Stress au travail, avec ou sans bien-être ?

Aujourd’hui 13 % de la population française travaille en état de stress. D’ici 5 ans, et selon l’OMS,  le stress au travail représentera la principale cause des problèmes de santé mentale. Or, l’accumulation quotidienne de petits aléas mène progressivement l’entreprise à son déclin : baisse d’engagement des employés dans la vie de l’entreprise, ambiance lourde et conflictuelle, dépression, burn-out.

Accusés, levez-vous

En cause principale du stress au travail, tous les bouleversements et les changements dans les tâches, les outils, la répartition des rôles au travail.

En périphérie, mais plus nocifs et insidieux, les aspects psychologiques liés à la culture organisationnelle, la fréquence et la masse des informations, la reconnaissance professionnelle et les relations entre collègues et partenaires.

Un stress peut en cacher un autre

En situation professionnelle, deux aspects caractérisent notre santé psychologique : le Bien-Être Psychologique au Travail (BEPT) et la Détresse Psychologique au Travail (DPT).

Cependant, un sentiment de détresse au travail (DPT) peut aussi être associé à une situation génératrice de bien-être (BEPT). C’est le cas, par exemple, du stress lié à une promotion ou à un changement de poste. D’un côté, la situation génère du plaisir ; de l’autre, la nouveauté et/ou les nouvelles responsabilités engendrent des situations de détresse.

A l’inverse, un faible bien-être (BEPT) n’est pas nécessairement signe de risque, s’il est associé à une faible détresse psychologique au travail. Certaines personnes préfèrent ainsi conserver un statut de travail plus calme avec moins de responsabilités et un salaire plus bas pour éviter d’augmenter leur état de stress psychologique.

Comment mesurer le stress à haut risque ?

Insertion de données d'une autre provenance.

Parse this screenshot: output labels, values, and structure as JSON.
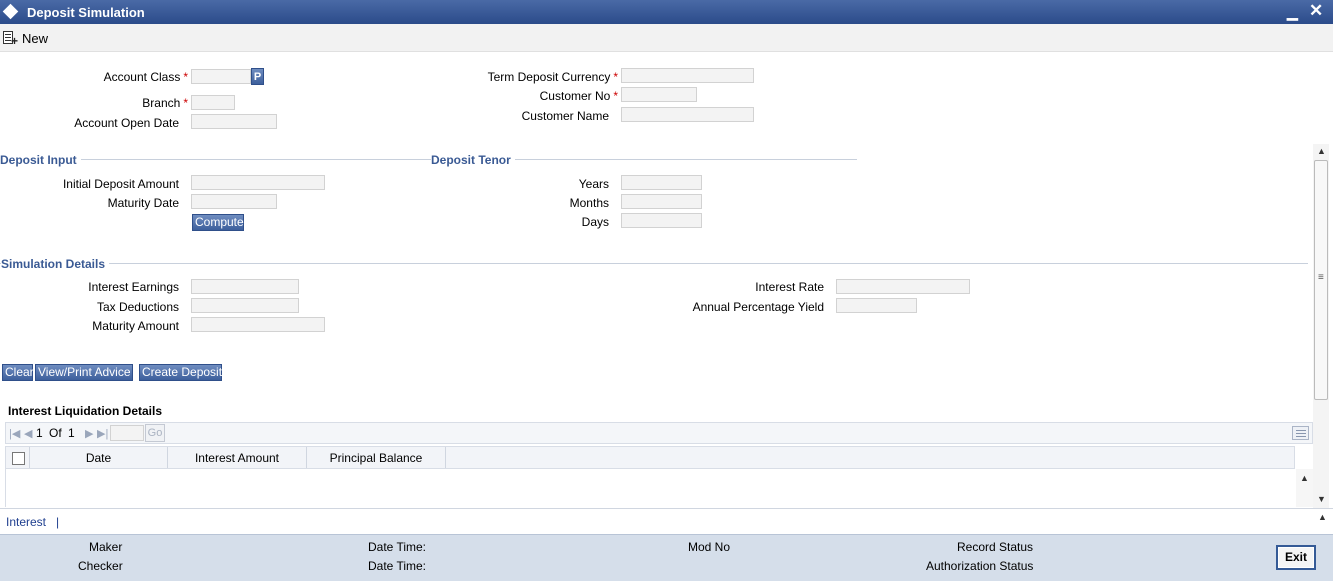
{
  "window": {
    "title": "Deposit Simulation"
  },
  "toolbar": {
    "new_label": "New"
  },
  "form": {
    "account_class": {
      "label": "Account Class",
      "value": "",
      "lov_button": "P"
    },
    "branch": {
      "label": "Branch",
      "value": ""
    },
    "account_open_date": {
      "label": "Account Open Date",
      "value": ""
    },
    "term_deposit_currency": {
      "label": "Term Deposit Currency",
      "value": ""
    },
    "customer_no": {
      "label": "Customer No",
      "value": ""
    },
    "customer_name": {
      "label": "Customer Name",
      "value": ""
    },
    "required_mark": "*"
  },
  "deposit_input": {
    "title": "Deposit Input",
    "initial_deposit_amount": {
      "label": "Initial Deposit Amount",
      "value": ""
    },
    "maturity_date": {
      "label": "Maturity Date",
      "value": ""
    },
    "compute_label": "Compute"
  },
  "deposit_tenor": {
    "title": "Deposit Tenor",
    "years": {
      "label": "Years",
      "value": ""
    },
    "months": {
      "label": "Months",
      "value": ""
    },
    "days": {
      "label": "Days",
      "value": ""
    }
  },
  "simulation": {
    "title": "Simulation Details",
    "interest_earnings": {
      "label": "Interest Earnings",
      "value": ""
    },
    "tax_deductions": {
      "label": "Tax Deductions",
      "value": ""
    },
    "maturity_amount": {
      "label": "Maturity Amount",
      "value": ""
    },
    "interest_rate": {
      "label": "Interest Rate",
      "value": ""
    },
    "annual_percentage_yield": {
      "label": "Annual Percentage Yield",
      "value": ""
    }
  },
  "actions": {
    "clear": "Clear",
    "view_print_advice": "View/Print Advice",
    "create_deposit": "Create Deposit"
  },
  "grid": {
    "title": "Interest Liquidation Details",
    "page_current": "1",
    "page_of": "Of",
    "page_total": "1",
    "go_label": "Go",
    "columns": [
      "Date",
      "Interest Amount",
      "Principal Balance"
    ],
    "rows": []
  },
  "tabs": {
    "interest": "Interest",
    "separator": "|"
  },
  "footer": {
    "maker_label": "Maker",
    "checker_label": "Checker",
    "date_time_label": "Date Time:",
    "mod_no_label": "Mod No",
    "record_status_label": "Record Status",
    "authorization_status_label": "Authorization Status",
    "exit_label": "Exit"
  }
}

« Aujourd’hui, la plupart des outils de mesure des risques psychosociaux se focalisent surtout sur les aspects négatifs, sans prendre en compte l’adéquation entre BEPT et DPT. Ainsi, beaucoup de pistes sont ignorées et empêchent les entreprises d’accéder à des données et informations cruciales pour orienter leur développement et améliorer les choses« , explique Arnaud Knobloch, co-fondateur de Vadequa.

vadequaLancé en septembre 2010 par Arnaud Knobloch et Martin Delemotte, le logiciel Vadequa permet à toute entreprise de diagnostiquer sa culture via une enquête auprès de ses collaborateurs, de définir les orientations stratégiques, et de recruter en fonction de critères précis.

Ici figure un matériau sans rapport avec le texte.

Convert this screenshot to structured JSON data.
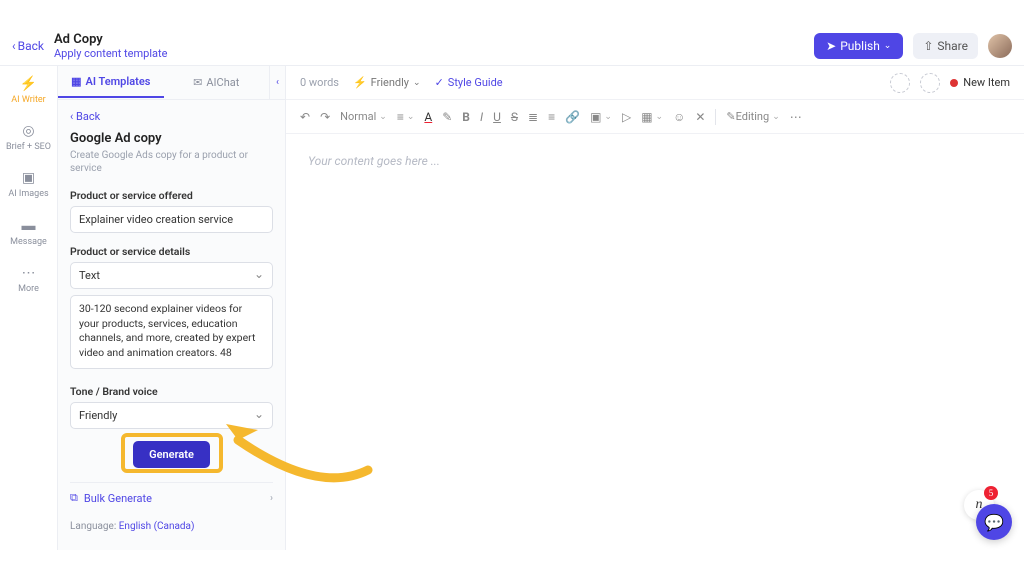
{
  "header": {
    "back": "Back",
    "title": "Ad Copy",
    "subtitle": "Apply content template",
    "publish": "Publish",
    "share": "Share"
  },
  "leftnav": {
    "items": [
      {
        "label": "AI Writer"
      },
      {
        "label": "Brief + SEO"
      },
      {
        "label": "AI Images"
      },
      {
        "label": "Message"
      },
      {
        "label": "More"
      }
    ]
  },
  "panel": {
    "tabs": {
      "templates": "AI Templates",
      "chat": "AIChat"
    },
    "back": "Back",
    "title": "Google Ad copy",
    "desc": "Create Google Ads copy for a product or service",
    "field1_label": "Product or service offered",
    "field1_value": "Explainer video creation service",
    "field2_label": "Product or service details",
    "field2_type": "Text",
    "field2_value": "30-120 second explainer videos for your products, services, education channels, and more, created by expert video and animation creators. 48",
    "field3_label": "Tone / Brand voice",
    "field3_value": "Friendly",
    "generate": "Generate",
    "bulk": "Bulk Generate",
    "lang_label": "Language:",
    "lang_value": "English (Canada)"
  },
  "editor": {
    "word_count": "0 words",
    "tone": "Friendly",
    "style_guide": "Style Guide",
    "new_item": "New Item",
    "format": "Normal",
    "mode": "Editing",
    "placeholder": "Your content goes here ..."
  },
  "notify_count": "5"
}
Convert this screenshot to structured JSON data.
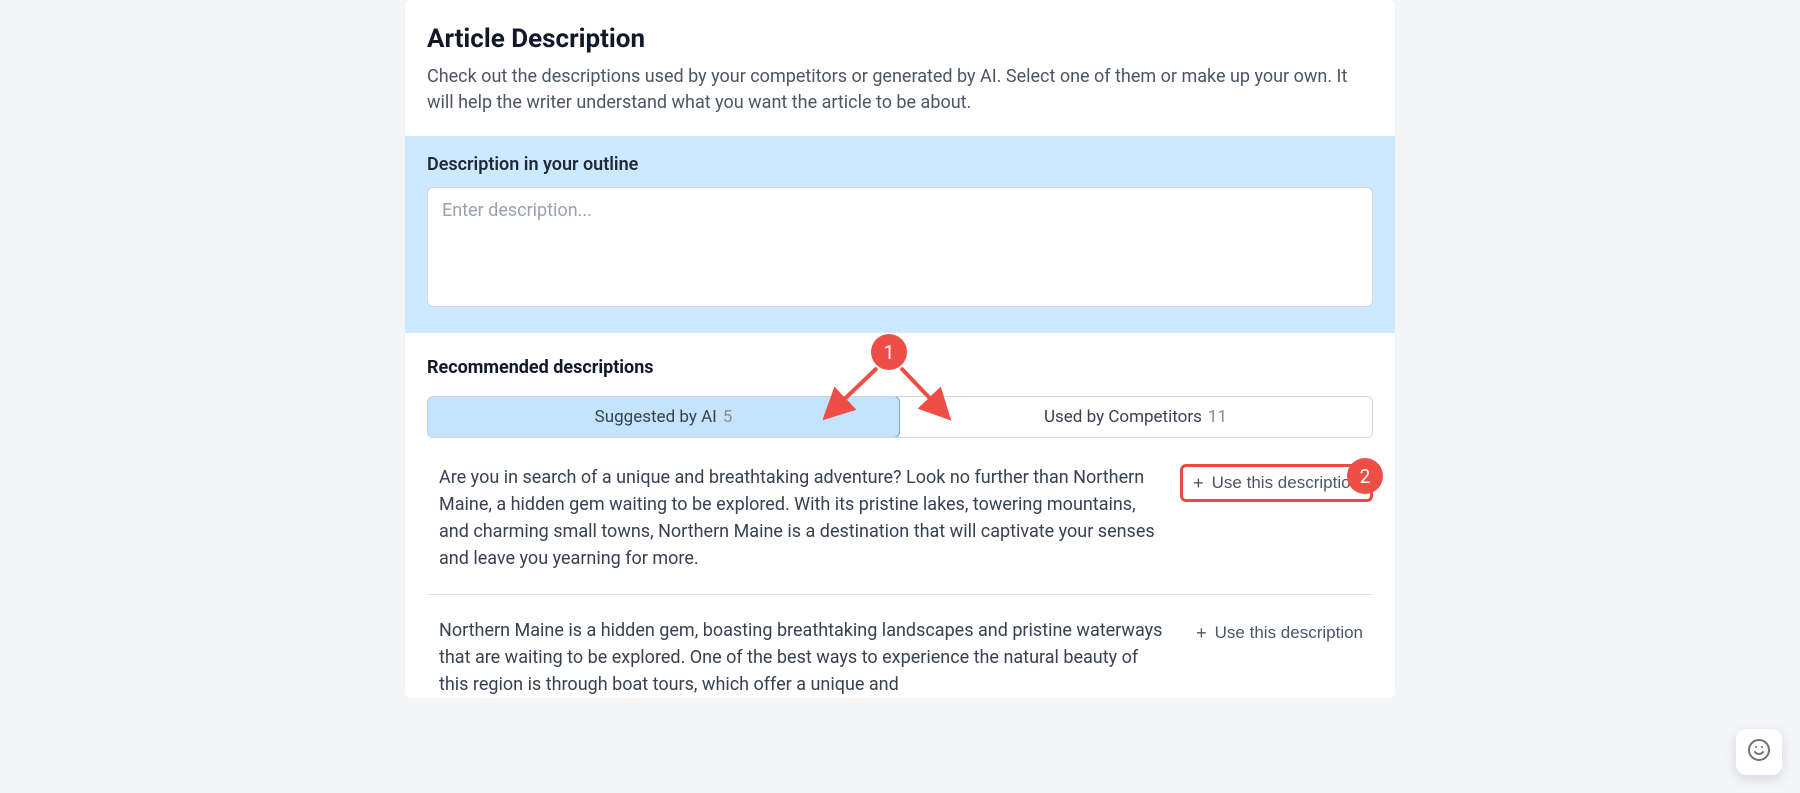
{
  "header": {
    "title": "Article Description",
    "subtitle": "Check out the descriptions used by your competitors or generated by AI. Select one of them or make up your own. It will help the writer understand what you want the article to be about."
  },
  "outline": {
    "label": "Description in your outline",
    "placeholder": "Enter description...",
    "value": ""
  },
  "recommended": {
    "title": "Recommended descriptions",
    "tabs": {
      "ai": {
        "label": "Suggested by AI",
        "count": "5"
      },
      "competitors": {
        "label": "Used by Competitors",
        "count": "11"
      }
    },
    "use_label": "Use this description",
    "items": [
      {
        "text": "Are you in search of a unique and breathtaking adventure? Look no further than Northern Maine, a hidden gem waiting to be explored. With its pristine lakes, towering mountains, and charming small towns, Northern Maine is a destination that will captivate your senses and leave you yearning for more."
      },
      {
        "text": "Northern Maine is a hidden gem, boasting breathtaking landscapes and pristine waterways that are waiting to be explored. One of the best ways to experience the natural beauty of this region is through boat tours, which offer a unique and"
      }
    ]
  },
  "annotations": {
    "badge1": "1",
    "badge2": "2"
  }
}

En collaboration avec le laboratoire de psychologie de l’Université Montpellier 2 et l’École des Mines d’Alès, Vadequa a bénéficié d’un accompagnement du BIC de Montpellier et a reçu de nombreuses distinctions comme le Prix OSEO de la création d’entreprise innovante en 2012.

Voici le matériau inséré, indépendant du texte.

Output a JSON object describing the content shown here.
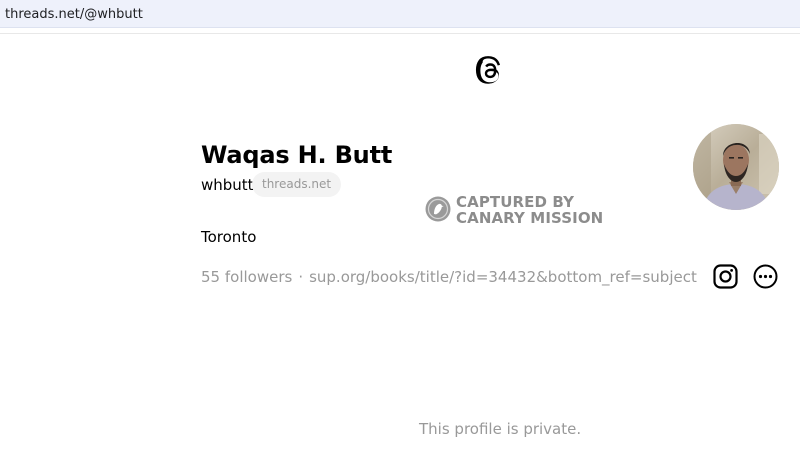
{
  "browser": {
    "url": "threads.net/@whbutt"
  },
  "header": {
    "logo_icon": "threads-logo-icon"
  },
  "profile": {
    "display_name": "Waqas H. Butt",
    "username": "whbutt",
    "domain_badge": "threads.net",
    "location": "Toronto",
    "followers_label": "55 followers",
    "separator": "·",
    "link": "sup.org/books/title/?id=34432&bottom_ref=subject",
    "avatar_icon": "profile-photo"
  },
  "watermark": {
    "line1": "CAPTURED BY",
    "line2": "CANARY MISSION",
    "badge_icon": "canary-mission-badge-icon"
  },
  "actions": {
    "instagram_icon": "instagram-icon",
    "more_icon": "more-options-icon"
  },
  "feed": {
    "private_message": "This profile is private."
  }
}
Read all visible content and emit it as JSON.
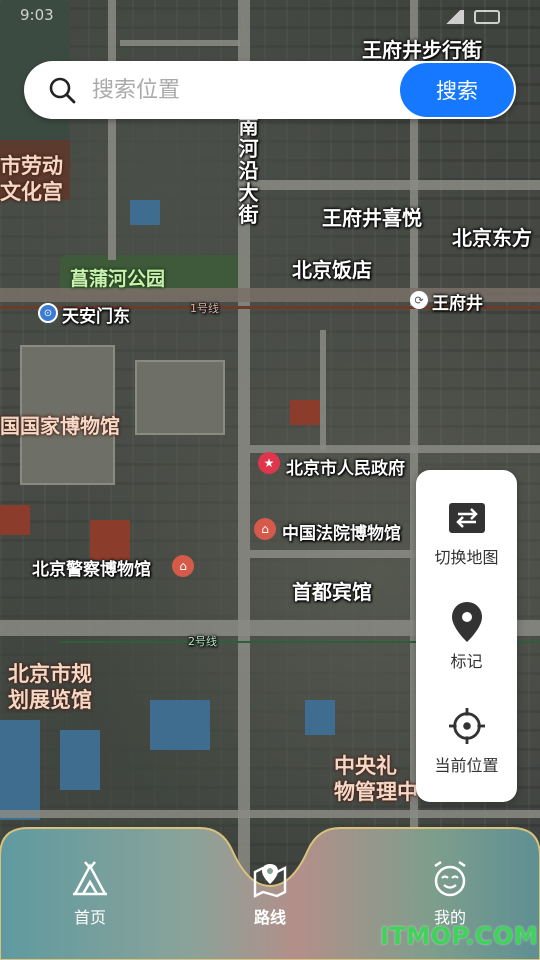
{
  "status_bar": {
    "time": "9:03"
  },
  "search": {
    "placeholder": "搜索位置",
    "value": "",
    "button_label": "搜索"
  },
  "map": {
    "labels": {
      "wangfujing_street": "王府井步行街",
      "laborer_palace_1": "市劳动",
      "laborer_palace_2": "文化宫",
      "nanheyan": "南河沿大街",
      "wangfujing_xiyue": "王府井喜悦",
      "beijing_dongfang": "北京东方",
      "changpu_park": "菖蒲河公园",
      "beijing_hotel": "北京饭店",
      "tiananmen_east": "天安门东",
      "line1": "1号线",
      "wangfujing": "王府井",
      "national_museum": "国国家博物馆",
      "municipal_gov": "北京市人民政府",
      "court_museum": "中国法院博物馆",
      "police_museum": "北京警察博物馆",
      "capital_hotel": "首都宾馆",
      "line2": "2号线",
      "planning_hall_1": "北京市规",
      "planning_hall_2": "划展览馆",
      "zhongyang_1": "中央礼",
      "zhongyang_2": "物管理中"
    }
  },
  "tools": [
    {
      "label": "切换地图",
      "icon": "switch-map-icon"
    },
    {
      "label": "标记",
      "icon": "location-pin-icon"
    },
    {
      "label": "当前位置",
      "icon": "crosshair-icon"
    }
  ],
  "nav": [
    {
      "label": "首页",
      "icon": "tent-icon",
      "active": false
    },
    {
      "label": "路线",
      "icon": "route-map-icon",
      "active": true
    },
    {
      "label": "我的",
      "icon": "smiley-alarm-icon",
      "active": false
    }
  ],
  "watermark": "ITMOP.COM",
  "colors": {
    "accent": "#1677ff",
    "nav_border": "#d9c27a",
    "watermark": "#3fd35a"
  }
}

Vadequa a également été lauréat de nombreux concours comme Treveri Market, et « Talents de la création d’entreprise » du réseau BGE.

Comment ça marche ?

Étape 1 : Mise en place et paramétrage du logiciel Vadequa d’audit de l’entreprise pour découvrir sa culture.

Étape 2 : Lancement de l’enquête auprès des collaborateurs ou des candidats via un quiz online.

Étape 3 : Analyses des données et rédaction d’un rapport individuel et personnalisé en fonction des problématiques de l’entreprise.